# DSDDPM: Dual-Scale Diffusion Probabilistic Model
Running the Tabular Data Generation model on Google Colab.

In [None]:
# 1. Clone the Repository (Force Clean Start)
# Removes existing folder to ensure we get the latest code fixes
import os
if os.path.exists('Tabular-Data-Generation'):
    !rm -rf Tabular-Data-Generation

!git clone https://github.com/MuniSurya18/Tabular-Data-Generation.git
%cd Tabular-Data-Generation

In [None]:
# 2. Install Dependencies
!pip install -r requirements.txt

In [None]:
# 3. Generate Dummy Data (for testing)
!python scripts/generate_synthetic.py

In [None]:
# 4. Train the Model
# Reduced epochs for demonstration. set epochs=100 for real training.
!python -m src.train --data data/dummy.csv --epochs 50 --batch_size 64

In [None]:
# 5. Generate Synthetic Data
!python -m src.sample --model checkpoints/model_final.pt --data data/dummy.csv --output generated_data.csv --num_samples 1000

In [None]:
# 6. Verify Results (Stats)
import pandas as pd
import os

if os.path.exists("generated_data.csv"):
    df = pd.read_csv("generated_data.csv")
    print("First 5 rows of generated data:")
    print(df.head())
    print("\nStatistical Summary:")
    print(df.describe())
else:
    print("Error: generated_data.csv not found. Check the generation step output for errors.")

In [None]:
# 7. Visualize Results
import matplotlib.pyplot as plt
import seaborn as sns

if os.path.exists("generated_data.csv"):
    # Set up the visual style
    sns.set(style="whitegrid")

    # Create a figure with subplots
    fig, axes = plt.subplots(2, 2, figsize=(15, 10))
    fig.suptitle('Synthetic Data Distribution', fontsize=16)
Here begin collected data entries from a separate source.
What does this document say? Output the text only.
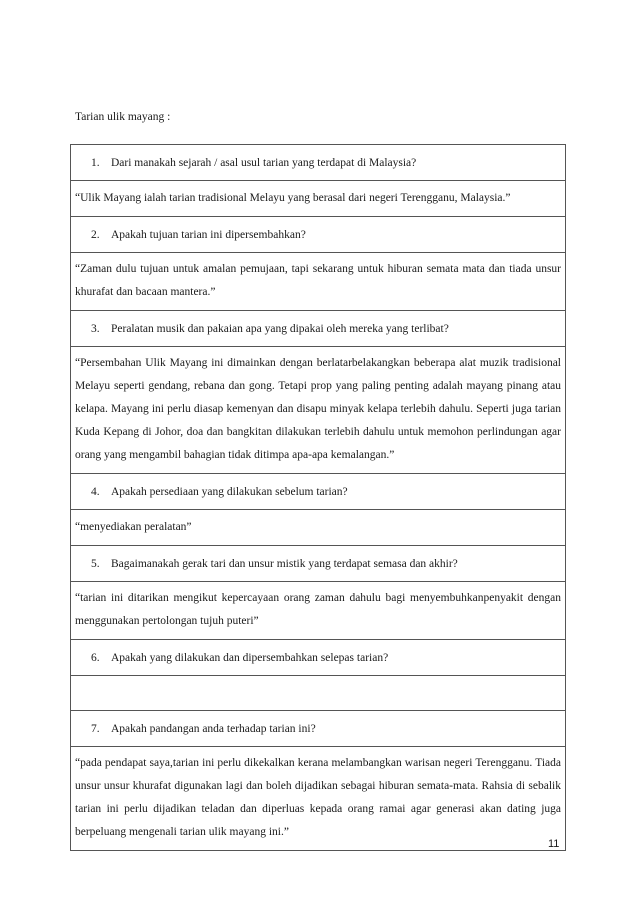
Tarian ulik mayang :
1. Dari manakah sejarah / asal usul tarian yang terdapat di Malaysia?
“Ulik Mayang ialah tarian tradisional Melayu yang berasal dari negeri Terengganu, Malaysia.”
2. Apakah tujuan tarian ini dipersembahkan?
“Zaman dulu tujuan untuk amalan pemujaan, tapi sekarang untuk hiburan semata mata dan tiada unsur khurafat dan bacaan mantera.”
3. Peralatan musik dan pakaian apa yang dipakai oleh mereka yang terlibat?
“Persembahan Ulik Mayang ini dimainkan dengan berlatarbelakangkan beberapa alat muzik tradisional Melayu seperti gendang, rebana dan gong. Tetapi prop yang paling penting adalah mayang pinang atau kelapa. Mayang ini perlu diasap kemenyan dan disapu minyak kelapa terlebih dahulu. Seperti juga tarian Kuda Kepang di Johor, doa dan bangkitan dilakukan terlebih dahulu untuk memohon perlindungan agar orang yang mengambil bahagian tidak ditimpa apa-apa kemalangan.”
4. Apakah persediaan yang dilakukan sebelum tarian?
“menyediakan peralatan”
5. Bagaimanakah gerak tari dan unsur mistik yang terdapat semasa dan akhir?
“tarian ini ditarikan mengikut kepercayaan orang zaman dahulu bagi menyembuhkanpenyakit dengan menggunakan pertolongan tujuh puteri”
6. Apakah yang dilakukan dan dipersembahkan selepas tarian?

7. Apakah pandangan anda terhadap tarian ini?
“pada pendapat saya,tarian ini perlu dikekalkan kerana melambangkan warisan negeri Terengganu. Tiada unsur unsur khurafat digunakan lagi dan boleh dijadikan sebagai hiburan semata-mata. Rahsia di sebalik tarian ini perlu dijadikan teladan dan diperluas kepada orang ramai agar generasi akan dating juga berpeluang mengenali tarian ulik mayang ini.”
11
    # 1. Numerical: Age Distribution
    sns.histplot(data=df, x='Age', kde=True, ax=axes[0, 0], color='skyblue')
    axes[0, 0].set_title('Age Distribution (Numerical)')
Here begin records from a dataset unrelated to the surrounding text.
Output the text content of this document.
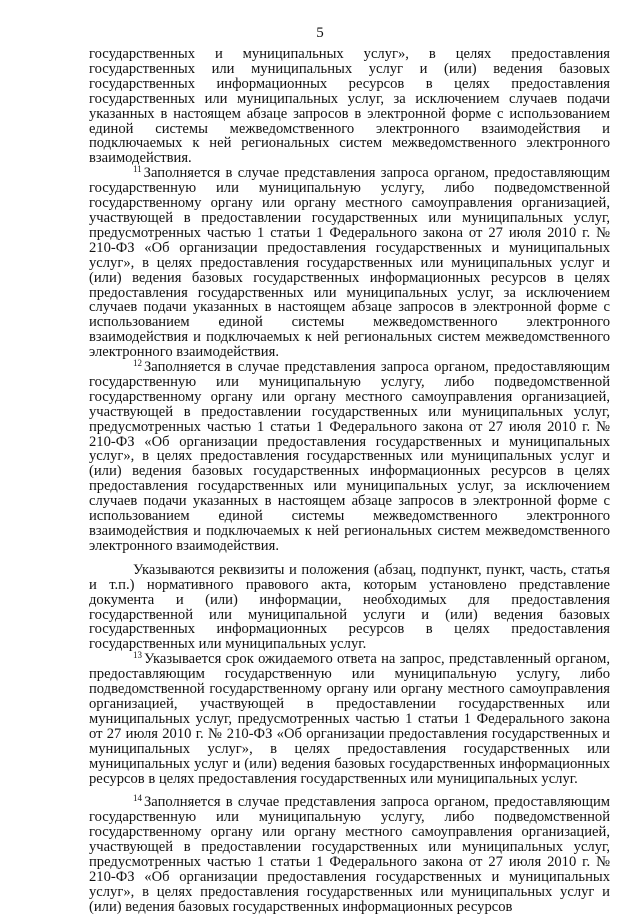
5

государственных и муниципальных услуг», в целях предоставления государственных или муниципальных услуг и (или) ведения базовых государственных информационных ресурсов в целях предоставления государственных или муниципальных услуг, за исключением случаев подачи указанных в настоящем абзаце запросов в электронной форме с использованием единой системы межведомственного электронного взаимодействия и подключаемых к ней региональных систем межведомственного электронного взаимодействия.

$^{11}$ Заполняется в случае представления запроса органом, предоставляющим государственную или муниципальную услугу, либо подведомственной государственному органу или органу местного самоуправления организацией, участвующей в предоставлении государственных или муниципальных услуг, предусмотренных частью 1 статьи 1 Федерального закона от 27 июля 2010 г. № 210-ФЗ «Об организации предоставления государственных и муниципальных услуг», в целях предоставления государственных или муниципальных услуг и (или) ведения базовых государственных информационных ресурсов в целях предоставления государственных или муниципальных услуг, за исключением случаев подачи указанных в настоящем абзаце запросов в электронной форме с использованием единой системы межведомственного электронного взаимодействия и подключаемых к ней региональных систем межведомственного электронного взаимодействия.

$^{12}$ Заполняется в случае представления запроса органом, предоставляющим государственную или муниципальную услугу, либо подведомственной государственному органу или органу местного самоуправления организацией, участвующей в предоставлении государственных или муниципальных услуг, предусмотренных частью 1 статьи 1 Федерального закона от 27 июля 2010 г. № 210-ФЗ «Об организации предоставления государственных и муниципальных услуг», в целях предоставления государственных или муниципальных услуг и (или) ведения базовых государственных информационных ресурсов в целях предоставления государственных или муниципальных услуг, за исключением случаев подачи указанных в настоящем абзаце запросов в электронной форме с использованием единой системы межведомственного электронного взаимодействия и подключаемых к ней региональных систем межведомственного электронного взаимодействия.

Указываются реквизиты и положения (абзац, подпункт, пункт, часть, статья и т.п.) нормативного правового акта, которым установлено представление документа и (или) информации, необходимых для предоставления государственной или муниципальной услуги и (или) ведения базовых государственных информационных ресурсов в целях предоставления государственных или муниципальных услуг.

$^{13}$ Указывается срок ожидаемого ответа на запрос, представленный органом, предоставляющим государственную или муниципальную услугу, либо подведомственной государственному органу или органу местного самоуправления организацией, участвующей в предоставлении государственных или муниципальных услуг, предусмотренных частью 1 статьи 1 Федерального закона от 27 июля 2010 г. № 210-ФЗ «Об организации предоставления государственных и муниципальных услуг», в целях предоставления государственных или муниципальных услуг и (или) ведения базовых государственных информационных ресурсов в целях предоставления государственных или муниципальных услуг.

$^{14}$ Заполняется в случае представления запроса органом, предоставляющим государственную или муниципальную услугу, либо подведомственной государственному органу или органу местного самоуправления организацией, участвующей в предоставлении государственных или муниципальных услуг, предусмотренных частью 1 статьи 1 Федерального закона от 27 июля 2010 г. № 210-ФЗ «Об организации предоставления государственных и муниципальных услуг», в целях предоставления государственных или муниципальных услуг и (или) ведения базовых государственных информационных ресурсов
    # 2. Numerical: Income Distribution
    sns.histplot(data=df, x='Income', kde=True, ax=axes[0, 1], color='orange')
    axes[0, 1].set_title('Income Distribution (Numerical)')

    # 3. Categorical: Gender Count
    sns.countplot(data=df, x='Gender', ax=axes[1, 0], palette='viridis')
    axes[1, 0].set_title('Gender Count (Categorical)')

    # 4. Categorical: Churn Count
    sns.countplot(data=df, x='Churn', ax=axes[1, 1], palette='pastel')
    axes[1, 1].set_title('Churn Count (Categorical)')

    plt.tight_layout()
    plt.show()
else:
    print("Data not found, cannot plot.")